In some ways, the situation is similar to last year, when Washington and Seoul could not reach a defense cost-sharing agreement until February. South Korea eventually agreed to pay $925 million — an 8% increase from the previous year. The deal retroactively covered the previous weeks. A similar arrangement may be necessary this year.
Trump has for decades accused South Korea and other allies of taking advantage of the United States. At a May rally in Florida, Trump said a certain country was "rich as hell and probably doesn't like us too much." The comments were widely seen as referring to South Korea. Trump has also reportedly used an Asian accent to mock South Korea over the issue.
According to a newly published memoir, Trump told his national security team in 2018 that it would be an "okay deal" if South Korea paid $60 billion a year. South Korea's entire military budget in 2018 was $43 billion.
The situation has created animosity in some South Korean circles. In recent weeks, small groups of anti-U.S. protesters have gathered outside the U.S. Embassy in Seoul, including some who have destroyed posters with the face of U.S. Ambassador Harry Harris. In October, a group of protesters broke into Harris’ residential compound, carrying signs about the cost-sharing talks.
Although most South Korean officials continue to stress the vitality of the alliance, some have begun to complain. Last month, a senior adviser to South Korea's president told VOA that Trump is underestimating the value of U.S. troops in the region, which he says underpin U.S. global dominance.
"Trump may be a real estate expert, but he doesn't seem to understand much about international politics," said former South Korean Unification Minister Jeong Se-Hyun, who advises South Korean President Moon Jae-in on unification issues.
Despite rejecting Trump's cost-sharing demands, a broad majority (92 percent) of South Koreans support the alliance with the United States, according to a poll this week by the Chicago Council on Global Affairs.
But the poll suggested that 68 percent of South Koreans don’t want Seoul to meet the U.S. cost-sharing demands.

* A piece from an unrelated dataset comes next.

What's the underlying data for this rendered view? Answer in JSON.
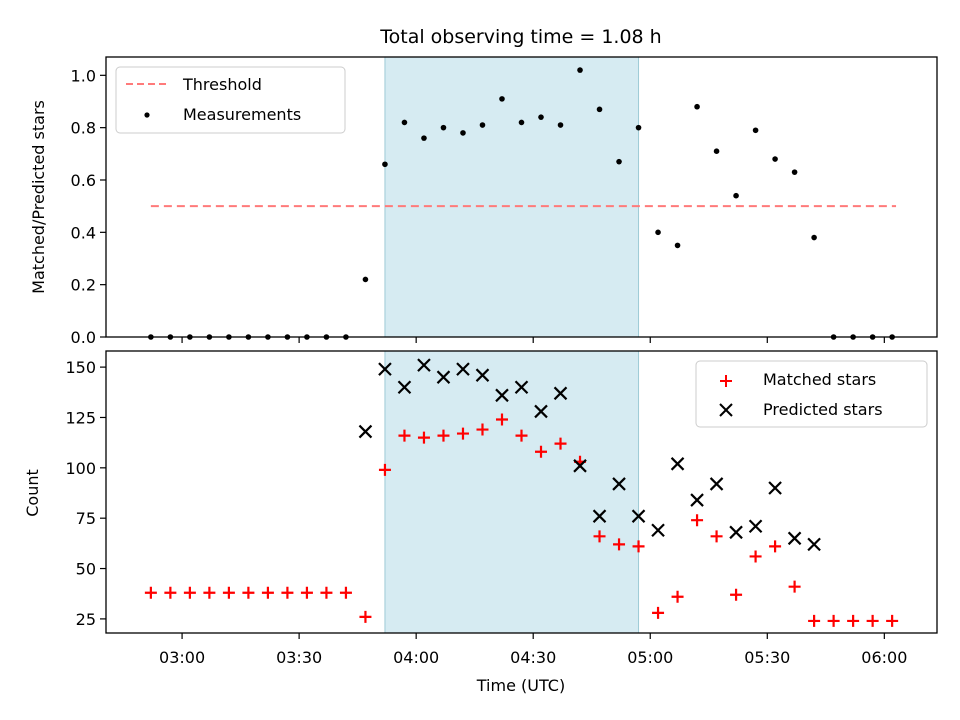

Another 26% say South Korea should refuse to pay if the talks fail, it said.
South Korea’s government rejects Trump’s notion that it doesn’t contribute enough toward the cost of the U.S. troops, insisting it pays almost half of the total cost of $2 billion. That doesn’t include the expense of rent-free land for U.S. military bases, Seoul says.
South Korea is also one of the biggest buyers of U.S. weapons. In 2017, South Korea spent 2.6% of its gross domestic product on military expenditures, according to World Bank data. That is a bigger percentage than any NATO member, except for the United States.